Objectives: To conduct cost-utility and budget impact analysis of providing Continuous Positive Airway Pressure (CPAP) therapy versus no treatment for moderate to severe obstructive sleep apnea (OSA) in Colombia from a third-party payer perspective.
Methods: We used a Markov model to assess the cost-utility and budget impact analysis of CPAP in patients over 40 years old with moderate to severe OSA. Data on effectiveness and utility values were obtained from published literature. A discount rate of 5% was applied for outcomes and costs. ICER was calculated and compared against the threshold estimated for Colombia, which is 86% of the GDP per capita.
Results: Over a lifetime horizon, the base case analysis showed the incremental cost per quality-adjusted life-years (QALYs) gained with CPAP therapy was COP$3,503,804 (USD$1,011 in 2020 prices). The budget impact analysis showed that the adoption of CPAP therapy in the target population would lead to a cumulative net budget impact of COP$411,722 million (USD$118,784,412 in, 2020 prices) over five years of time horizon.

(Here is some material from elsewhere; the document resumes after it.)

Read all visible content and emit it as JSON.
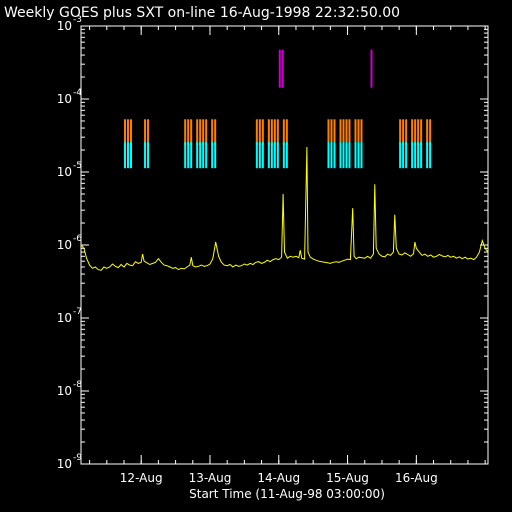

Conclusions: CPAP was cost-effective compared to no-treatment in OSA. According to the budget impact analysis, adopting this technology would require a budget allocation that is partially offset by reduced number of strokes and traffic accident events.
Keywords: Budget impact; continuous positive airway pressure; cost-effectiveness analysis; excessive daytime sleepiness; obstructive sleep apnea.